Sometimes Dead Is Better
Resurrecting ghosts from an old notebook
If you’ve seen my special West Coasting, you’re aware that I spend about five minutes on a bit about haunted houses. What is less apparent is that that was the end result of literally years of writing material about ghosts and haunted houses until I hit on the stuff that both worked onstage and also within the context of my act onstage.
While perusing through a notebook from mid-2016 – early 2017, I found the following material. The carnie bit at the end is something that, ten years later, I’m still toying with.
When I was a kid, the logic of Abbot & Costello movies bothered me. These were two guys who met Frankenstein, the Wolf Man, the Mummy, Dracula. And yet in movie after movie, they’d be exploring a spooky abandoned mansion, and Lou Costello would say, “Hey Abbot! I’ve seen a g-g-g- a g-g-g-g- a GHOST!”
And Abbot would then act like it was the craziest thing he’d ever heard. Sure, in their last movie they spent 90 minutes dealing with a vampire, a walking undead corpse who can’t be seen in mirrors and who spends his nights feasting on the blood of the living. But a floating candle? That was apparently completely out of the question.
Horror movies are the biggest thing right now, and yet. Hollywood doesn’t really make movies about haunted houses anymore. Sure you have your Paranormal Activity type movie where a couple lives in an ordinary house that just happens to have ghosts in it, but that’s not a proper haunted house.
When was the last time a young couple was told they could inherit their forgotten aunt’s entire estate if they stayed twenty-four hours in a haunted house?
I’m talking about an old Victorian house perched on a hill like a vulture overlooking a small peaceful town, draped in cobwebs, broken windows, its own personal lightning storm behind it. And in that house is an attic and in that attic is a ghost. And the ghost is supposed to be terrifying because in the middle of the night it rattles chains and makes crazy moaning noises.
I had a worse roommate than that when I was 22.
In the 1980s the horror movies like Amityville or House or Poltergeist were about an innocent family who were tricked into buying a haunted house. If you made those movies in this real estate market, the first act would be about some real estate agent being very upfront about it.
“So yes, this house is haunted by a ghost – a lady ghost which is what makes it a haunted home. The walls bleed once in a while, but with the cost of getting an interior decorator to come and paint, the fact that she’s willing to do it for free is an added benefit. Plus you won’t get burglars, trick or treaters, political solicitors, or really any visitors so that’s an extra cost. Yes, every once in a while you get dragged out of bed and into a hell dimension, which is why I’m willing to sell this to you for only $1.7 million.”

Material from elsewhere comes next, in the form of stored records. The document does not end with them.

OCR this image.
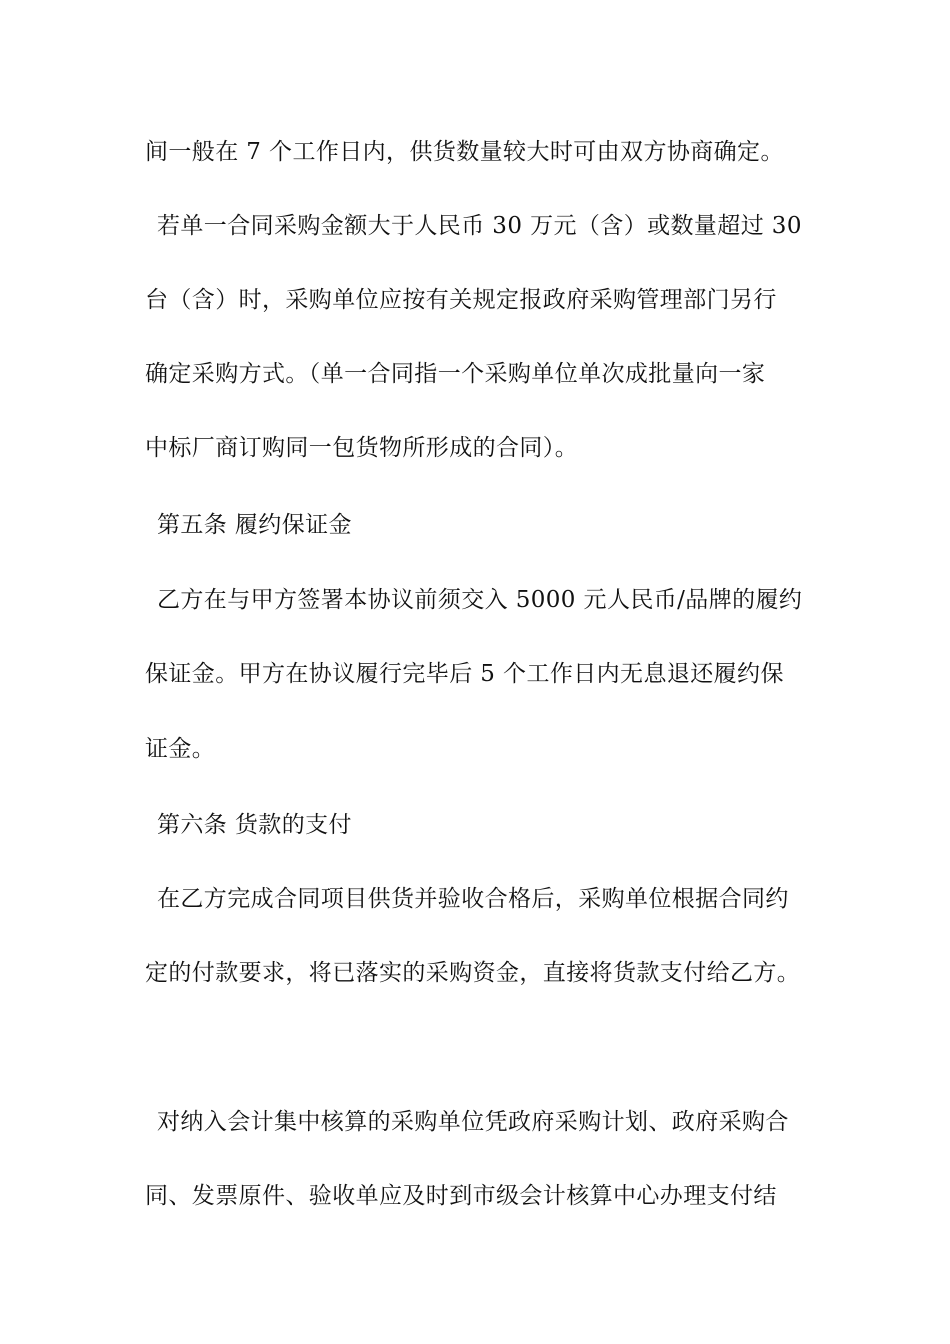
间一般在 7 个工作日内，供货数量较大时可由双方协商确定。
若单一合同采购金额大于人民币 30 万元（含）或数量超过 30
台（含）时，采购单位应按有关规定报政府采购管理部门另行
确定采购方式。（单一合同指一个采购单位单次成批量向一家
中标厂商订购同一包货物所形成的合同）。
第五条 履约保证金
乙方在与甲方签署本协议前须交入 5000 元人民币/品牌的履约
保证金。甲方在协议履行完毕后 5 个工作日内无息退还履约保
证金。
第六条 货款的支付
在乙方完成合同项目供货并验收合格后，采购单位根据合同约
定的付款要求，将已落实的采购资金，直接将货款支付给乙方。
对纳入会计集中核算的采购单位凭政府采购计划、政府采购合
同、发票原件、验收单应及时到市级会计核算中心办理支付结
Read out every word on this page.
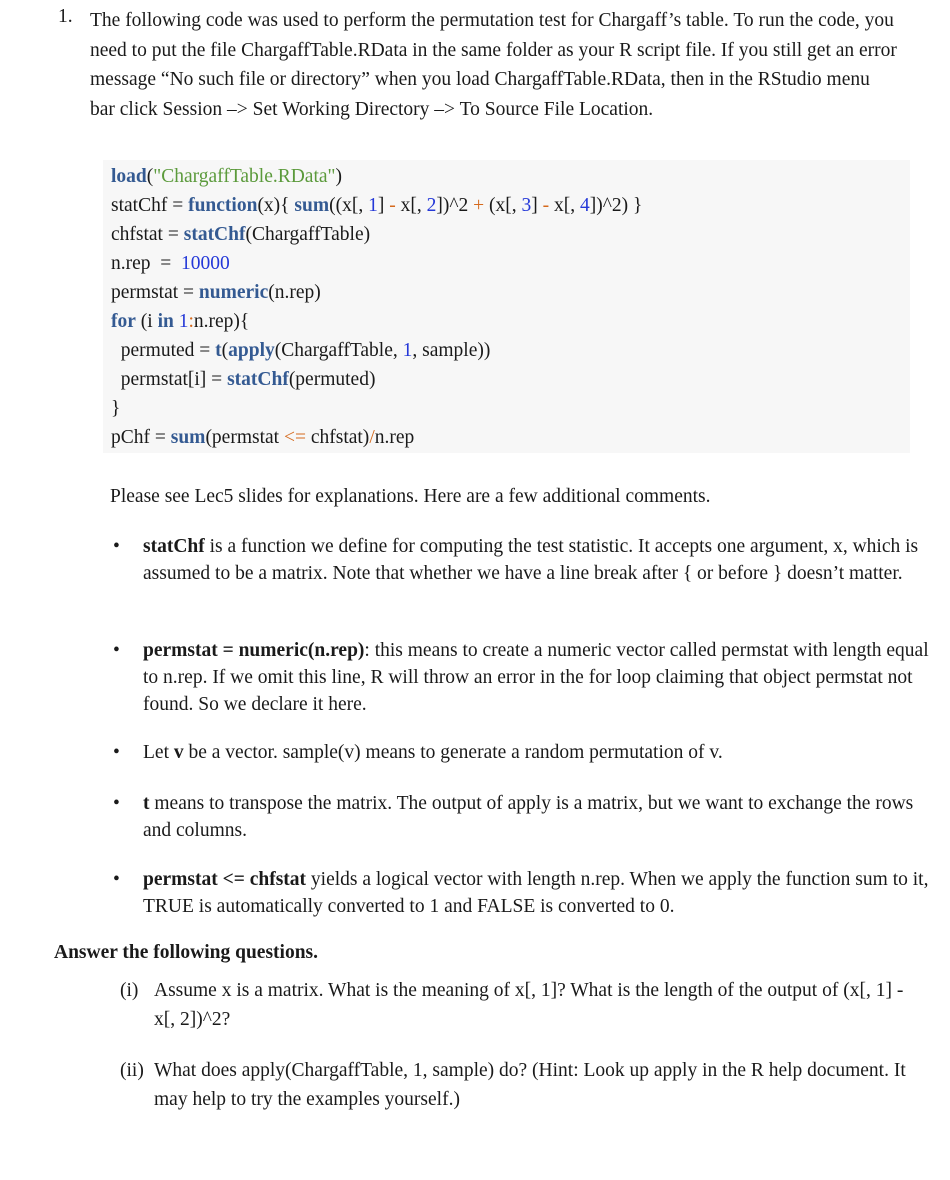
1. The following code was used to perform the permutation test for Chargaff’s table. To run the code, you need to put the file ChargaffTable.RData in the same folder as your R script file. If you still get an error message “No such file or directory” when you load ChargaffTable.RData, then in the RStudio menu bar click Session –> Set Working Directory –> To Source File Location.
load("ChargaffTable.RData")
statChf = function(x){ sum((x[, 1] - x[, 2])^2 + (x[, 3] - x[, 4])^2) }
chfstat = statChf(ChargaffTable)
n.rep  =  10000
permstat = numeric(n.rep)
for (i in 1:n.rep){
permuted = t(apply(ChargaffTable, 1, sample))
permstat[i] = statChf(permuted)
}
pChf = sum(permstat <= chfstat)/n.rep
Please see Lec5 slides for explanations. Here are a few additional comments.
• statChf is a function we define for computing the test statistic. It accepts one argument, x, which is assumed to be a matrix. Note that whether we have a line break after { or before } doesn’t matter.
• permstat = numeric(n.rep): this means to create a numeric vector called permstat with length equal to n.rep. If we omit this line, R will throw an error in the for loop claiming that object permstat not found. So we declare it here.
• Let v be a vector. sample(v) means to generate a random permutation of v.
• t means to transpose the matrix. The output of apply is a matrix, but we want to exchange the rows and columns.
• permstat <= chfstat yields a logical vector with length n.rep. When we apply the function sum to it, TRUE is automatically converted to 1 and FALSE is converted to 0.
Answer the following questions.
(i) Assume x is a matrix. What is the meaning of x[, 1]? What is the length of the output of (x[, 1] - x[, 2])^2?
(ii) What does apply(ChargaffTable, 1, sample) do? (Hint: Look up apply in the R help document. It may help to try the examples yourself.)
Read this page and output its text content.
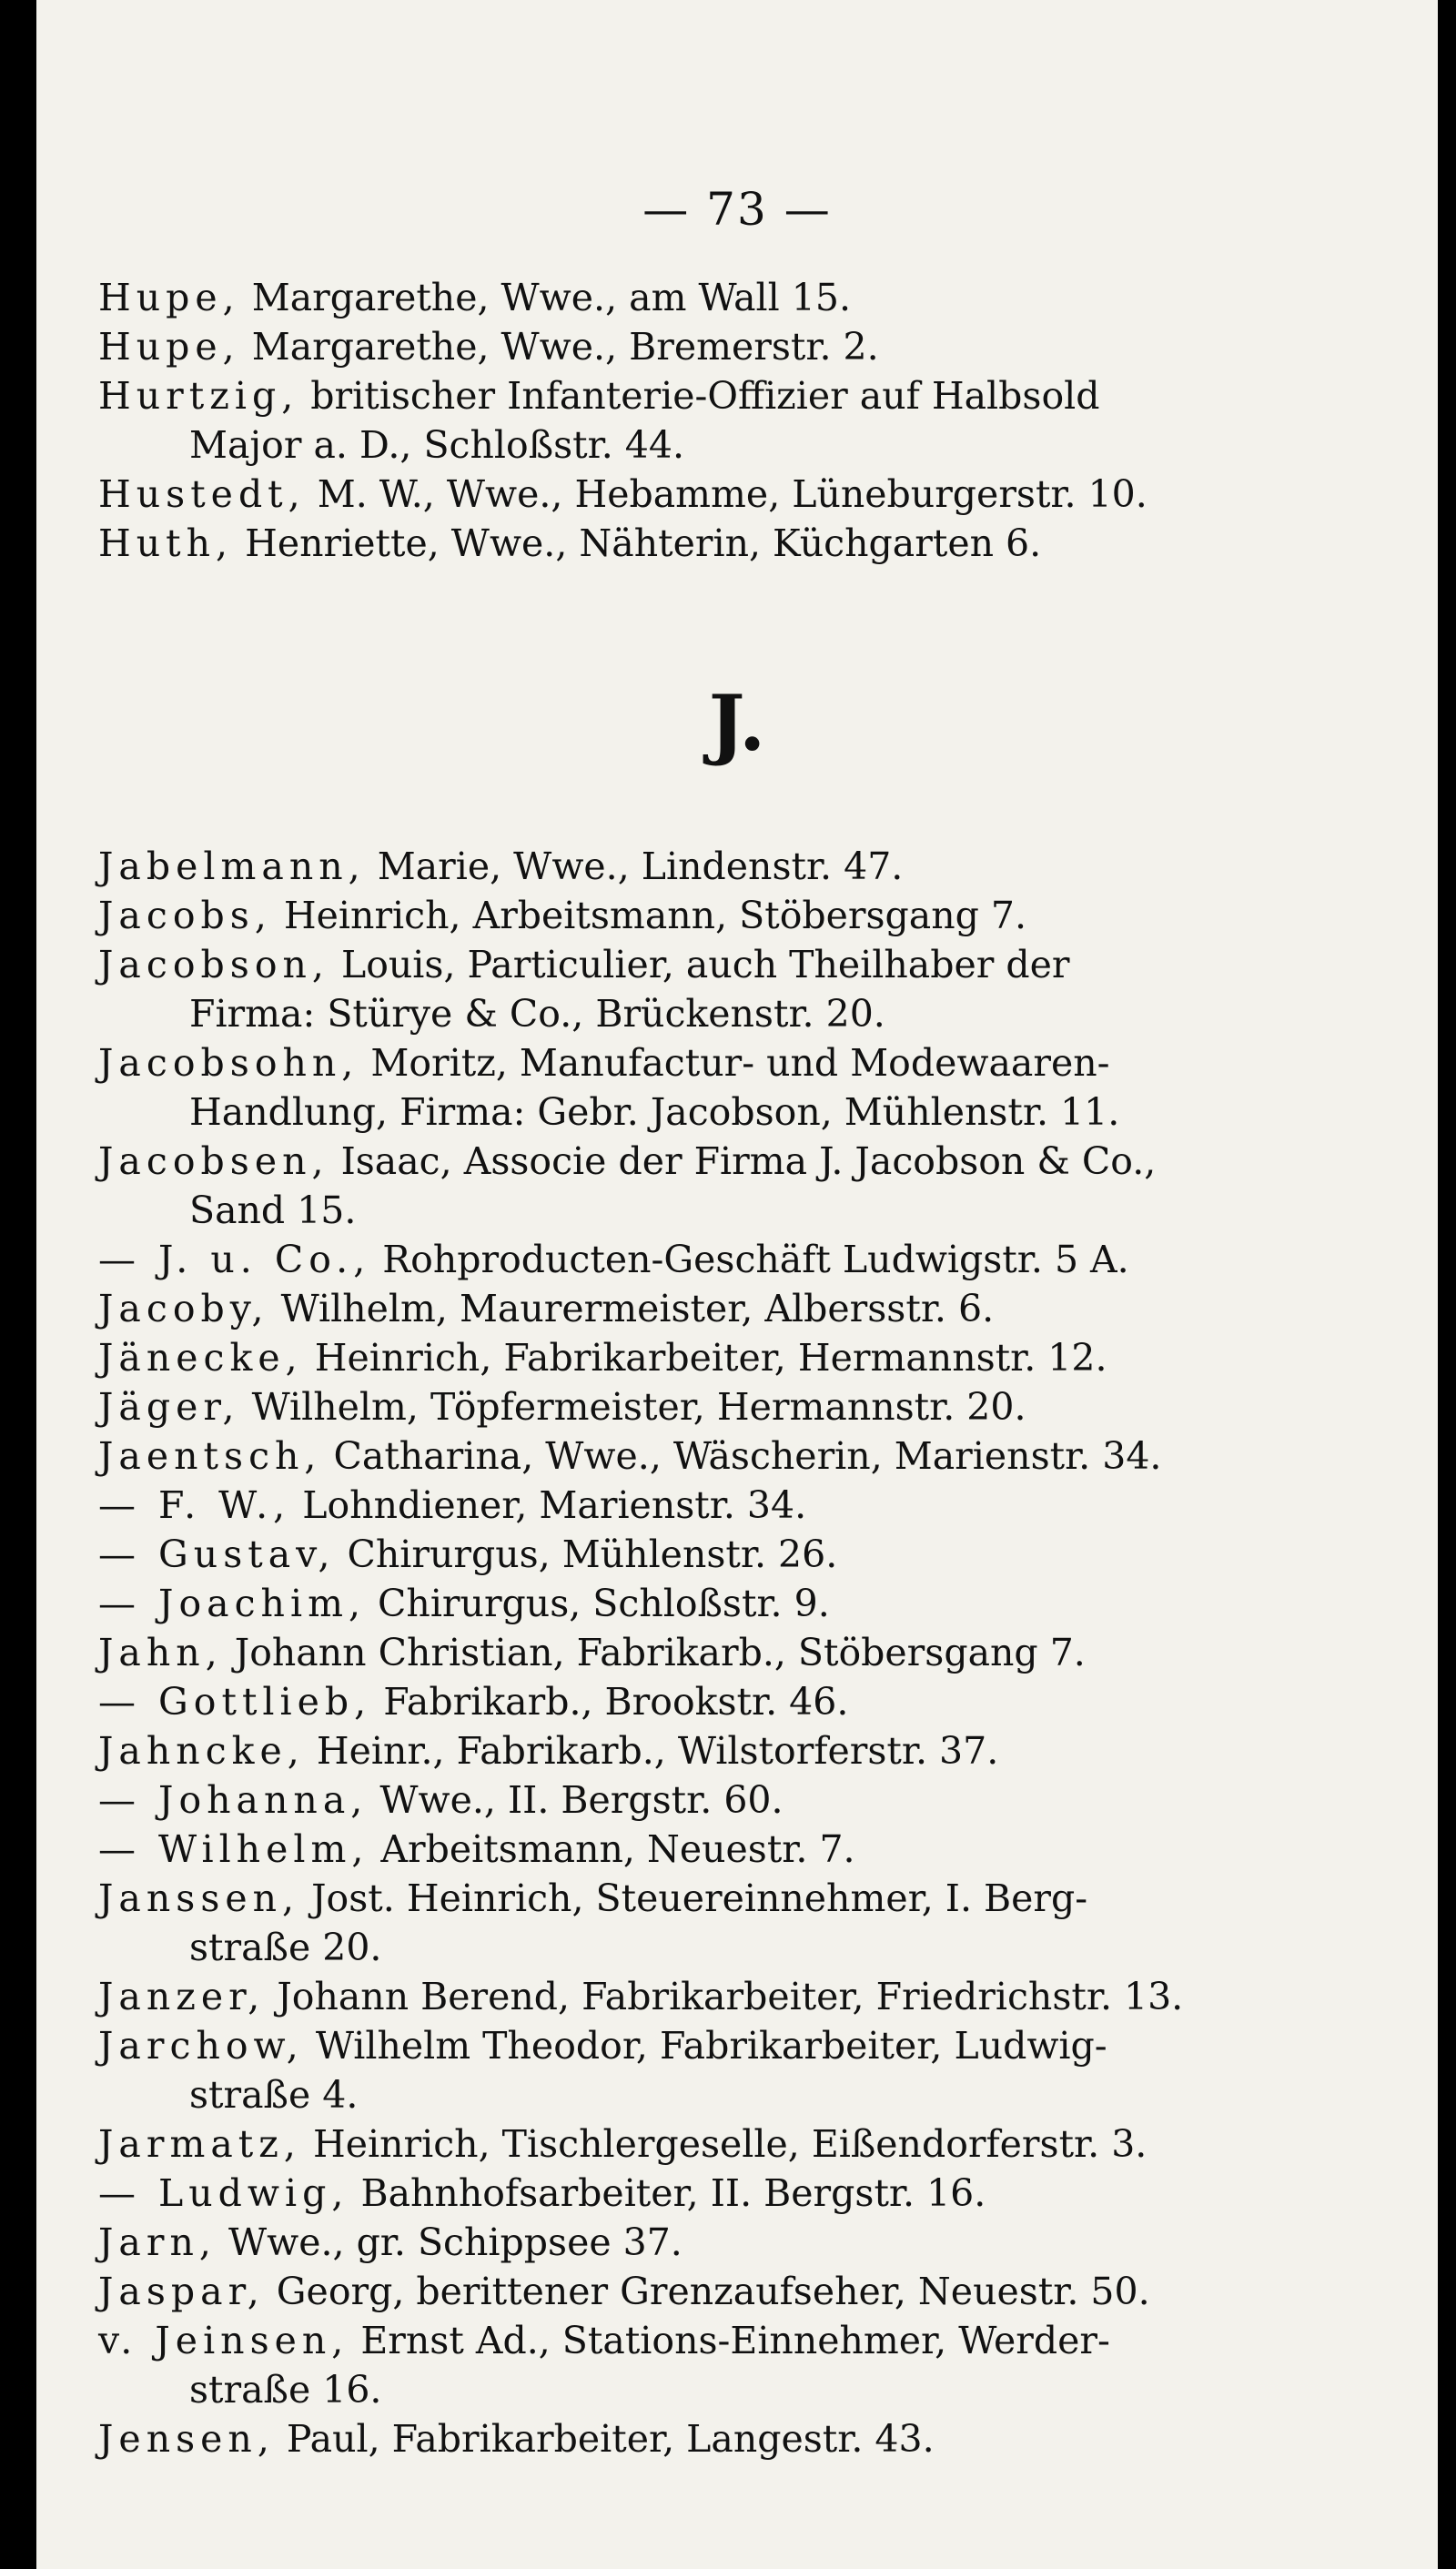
— 73 —
Hupe, Margarethe, Wwe., am Wall 15.
Hupe, Margarethe, Wwe., Bremerstr. 2.
Hurtzig, britischer Infanterie-Offizier auf Halbsold
Major a. D., Schloßstr. 44.
Hustedt, M. W., Wwe., Hebamme, Lüneburgerstr. 10.
Huth, Henriette, Wwe., Nähterin, Küchgarten 6.
J.
Jabelmann, Marie, Wwe., Lindenstr. 47.
Jacobs, Heinrich, Arbeitsmann, Stöbersgang 7.
Jacobson, Louis, Particulier, auch Theilhaber der
Firma: Stürye & Co., Brückenstr. 20.
Jacobsohn, Moritz, Manufactur- und Modewaaren-
Handlung, Firma: Gebr. Jacobson, Mühlenstr. 11.
Jacobsen, Isaac, Associe der Firma J. Jacobson & Co.,
Sand 15.
— J. u. Co., Rohproducten-Geschäft Ludwigstr. 5 A.
Jacoby, Wilhelm, Maurermeister, Albersstr. 6.
Jänecke, Heinrich, Fabrikarbeiter, Hermannstr. 12.
Jäger, Wilhelm, Töpfermeister, Hermannstr. 20.
Jaentsch, Catharina, Wwe., Wäscherin, Marienstr. 34.
— F. W., Lohndiener, Marienstr. 34.
— Gustav, Chirurgus, Mühlenstr. 26.
— Joachim, Chirurgus, Schloßstr. 9.
Jahn, Johann Christian, Fabrikarb., Stöbersgang 7.
— Gottlieb, Fabrikarb., Brookstr. 46.
Jahncke, Heinr., Fabrikarb., Wilstorferstr. 37.
— Johanna, Wwe., II. Bergstr. 60.
— Wilhelm, Arbeitsmann, Neuestr. 7.
Janssen, Jost. Heinrich, Steuereinnehmer, I. Berg-
straße 20.
Janzer, Johann Berend, Fabrikarbeiter, Friedrichstr. 13.
Jarchow, Wilhelm Theodor, Fabrikarbeiter, Ludwig-
straße 4.
Jarmatz, Heinrich, Tischlergeselle, Eißendorferstr. 3.
— Ludwig, Bahnhofsarbeiter, II. Bergstr. 16.
Jarn, Wwe., gr. Schippsee 37.
Jaspar, Georg, berittener Grenzaufseher, Neuestr. 50.
v. Jeinsen, Ernst Ad., Stations-Einnehmer, Werder-
straße 16.
Jensen, Paul, Fabrikarbeiter, Langestr. 43.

I don’t think it would even turn off a potential date:
“You own a home?”
“Yeah, but it’s a portal to a hell dimension.”
“Understood. But you don’t rent, you own.”
“Well yeah, but once a month the walls bleed.”
“Well so do mine but you don’t hear me bragging about it.”
Ironically, the least scary rides at any carnival are the haunted house rides. Just a cart on a track through a trailer outfitted with red lights and carnies dressed as monsters jumping out at you. “Ahh! It’s a wolf man. Part man, part dog. Hope I got my rabies shots! “ “Oh no! A Frankenstein! Dr. Frankenstein isn’t covered under my insurance!”
The scariest ride at any carnival is of course, literally any other ride because they’re all manned by carnies. Six teeth, eight fingers, he’s in charge of running and maintaining a ride going a hundred miles an hour in loopty-loops half a mile up and half a mile down. You want to talk “haunted”, take a look at any face in the good eye at any carnie. That’s a man who’s not allowed back in seven states or Mexico. That’s a man who married the prettiest girl in his high school when he was 25.
You want a haunted house ride to scare me, halfway through have a carnie jump out, grab me, and say “The curse of a thousand years is broken! We’re trading lives now! You’re the carnie and I’m the normal!”